On August 15 last year, Prime Minister Narendra Modi announced from the ramparts of the Red Fort that the Indian Railways would launch 75 Vande Bharat Express trains by August 2023.
Later, in her 2022 Budget speech, Finance Minister Nirmala Sitharaman announced that 400 Vande Bharat trains will be manufactured in the next three years, which are expected to cost between Rs 40,000 crore and Rs 50,000 crore.
Those upbeat announcements come after a series of cancelled tenders, vigilance actions against officials and interdepartmental rivalry that delayed the addition of these iconic trains developed entirely indigenously by the Integral Coach Factory (ICF) in Chennai.
The project, which was treated on a par with India’s Chandrayaan mission, had faced a rough ride starting from February 2019.
More than three years since then, only two Vande Bharat Express trains are running on Indian tracks — New Delhi-Varanasi and New Delhi-Katra.
Till January 2021, three tenders were floated inviting private sector participation, and all of them were cancelled on technical grounds.
At present, 102 train sets are in the process of being manufactured mainly in Railways-owned factories — ICF, Chennai, Rail Coach Factory in Kapurthala and Modern Coach Factory in Raebareli.
The 102 train sets in the pipeline include tenders for 44 sets that have been awarded to Hyderabad-based Medha Servo Drives, a 38-year-old engineering firm that develops high-tech electronics products for locomotives, train sets and railway stations and yards.
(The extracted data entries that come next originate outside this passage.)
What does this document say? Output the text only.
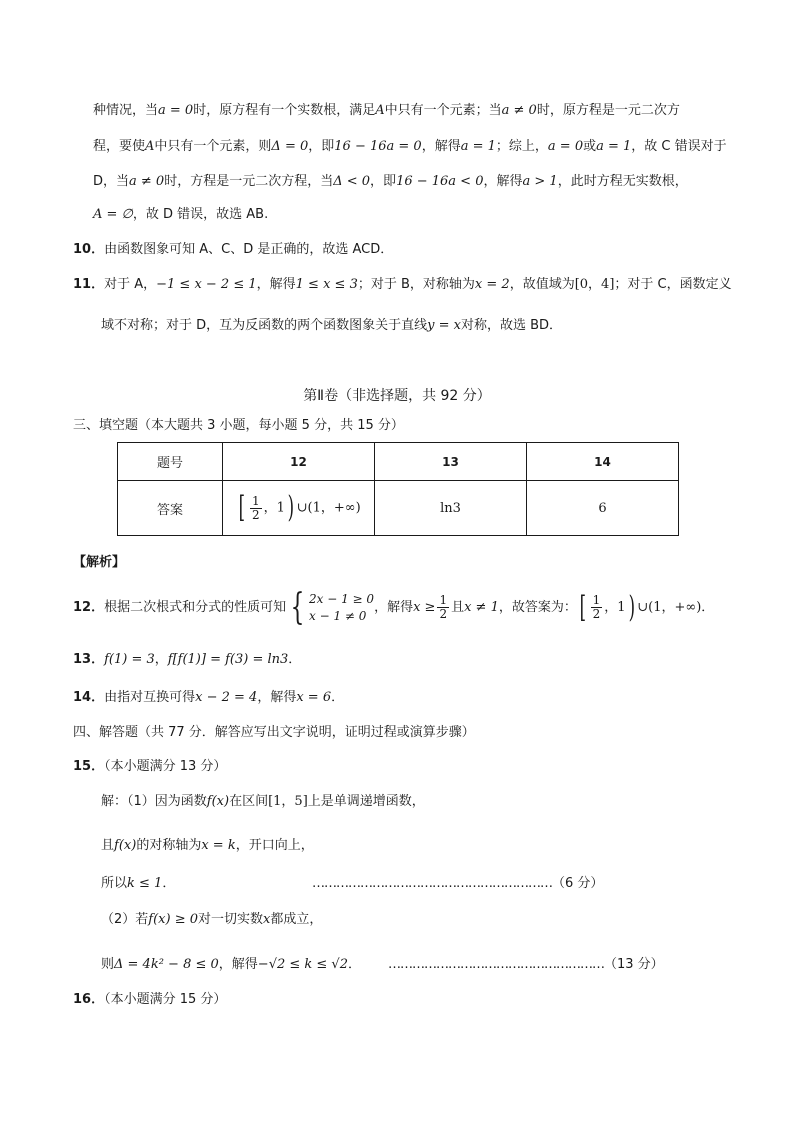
种情况，当a = 0时，原方程有一个实数根，满足A中只有一个元素；当a ≠ 0时，原方程是一元二次方
程，要使A中只有一个元素，则Δ = 0，即16 − 16a = 0，解得a = 1；综上，a = 0或a = 1，故 C 错误对于
D，当a ≠ 0时，方程是一元二次方程，当Δ < 0，即16 − 16a < 0，解得a > 1，此时方程无实数根，
A = ∅，故 D 错误，故选 AB.
10．由函数图象可知 A、C、D 是正确的，故选 ACD．
11．对于 A，−1 ≤ x − 2 ≤ 1，解得1 ≤ x ≤ 3；对于 B，对称轴为x = 2，故值域为[0，4]；对于 C，函数定义
域不对称；对于 D，互为反函数的两个函数图象关于直线y = x对称，故选 BD．
第Ⅱ卷（非选择题，共 92 分）
三、填空题（本大题共 3 小题，每小题 5 分，共 15 分）
题号	12	13	14
答案	[ $\frac{1}{2}$ ，1) ∪(1，+∞)	ln3	6
【解析】
12．根据二次根式和分式的性质可知 { 2x − 1 ≥ 0
x − 1 ≠ 0
，解得$x \ge \frac{1}{2}$ 且x ≠ 1，故答案为：[ $\frac{1}{2}$ ，1) ∪(1，+∞)．
13．f(1) = 3，f[f(1)] = f(3) = ln3．
14．由指对互换可得x − 2 = 4，解得x = 6．
四、解答题（共 77 分．解答应写出文字说明，证明过程或演算步骤）
15．（本小题满分 13 分）
解：（1）因为函数f(x)在区间[1，5]上是单调递增函数，
且f(x)的对称轴为x = k，开口向上，
所以k ≤ 1．	……………………………………………………（6 分）
（2）若f(x) ≥ 0对一切实数x都成立，
则Δ = 4k² − 8 ≤ 0，解得−√2 ≤ k ≤ √2． ………………………………………………（13 分）
16．（本小题满分 15 分）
The tendering processing has begun for another 58.
When the project was first launched, Vande Bharat trains were meant to be a great leap forward with European-style cushioned comfortable seats, rotating seats in executive class, diffused LED lighting, personalised reading lights, automatic entry and exit doors, fully sealed gangways for dust-free interiors, and modular bio-vacuum toilets.
When this reporter was part of the first ride of the train to Varanasi on February 15, 2019, it was also considered the first-of-its-kind “engine-less” train set — which runs on distributed traction and is designed to achieve a speed of 180 km per hour. At the on-board press conference, then Railways Minister Piyush Goyal had announced that permission to make 100 more Vande Bharat-like train sets had been given.
The slow progress of the project stands in contrast to the speedy development of the first models that rolled out from the ICF Chennai in 2018 — 18 months against the international norm of 36 to 42 months.
The project was, in fact, initially seen as a feat of indigenous engineering by the facility.
So, why the slow progress since?
A major reason for the delays in expanding the project has been vigilance enquiries against a group of officials in the manufacturing team following complaints that undue favour was shown to a domestic company for the purchase of electrical equipment.
The rivalry between the mechanical and electrical wings in the Railways also slowed developments.
It is also alleged that certain vested interests in the Railways had a stake in the delays so that the government would be forced to place orders with multinational manufacturers.
“All the euphoria was followed with crass negativism and a shebang of lies to discredit the train by vested and venal interests, who were following their own agenda of mala fide intentions,” said Sudhanshu Mani, the mastermind behind the iconic train, though he declined to go into specifics.
“The memories of the people of India giving an unequivocal thumbs-up to the train are stronger than those of the dirty tricks of these mercenaries,” he added.
Many of the team members saw their careers stalled because of these controversies, he added.
“To spread a message of positivity in respect of significant or meaningful deliverance among railway officers, they must be reinstated,” Mani said.
The two train sets in operation cost Rs 106 crore to manufacture in 2018, with 80 per cent of materials sourced from the domestic market.
The new ones, which include sleepers as well, may cost more due to the addition of new technologies.
This higher cost, however, is still likely to be less than imported trains of similar design, Railway officials said.
“After inaction of three and a half years, any replication of the new avatar of the train must necessarily be an improvement over the first two in respect of passenger comfort as well as technology.
“Moreover, the sleeper version of the train to replace the Rajdhanis, which we had started to design in 2018, and the aluminium-bodied version for which we had pushed for strongly, must be revived,” Mani pointed out.
Still, the PM and FM’s announcements reflected a vote of confidence in the Vande Bharat concept.
And for the moment, ICF Chennai, having been buffeted by triumph and then controversy, is happy to have received some orders and looks forward to more.
“We are waiting for this. We are happy that a huge business is going to come to ICF Chennai and happy that our efforts are materialising. Making 400 trains means huge business,” said P Mohandoss, general secretary of All India Railwaymen’s Federation.
Mohandass was referring to the number quoted in Sitharaman’s Budget speech.
It is this huge business that, the government is hoping, may change the future of the Indian Railways and put the country on a faster development track.
But the immediate test for the three Railway facilities will be to meet, at the very least, the prime minister’s immediate target of 75 trains by August 2023.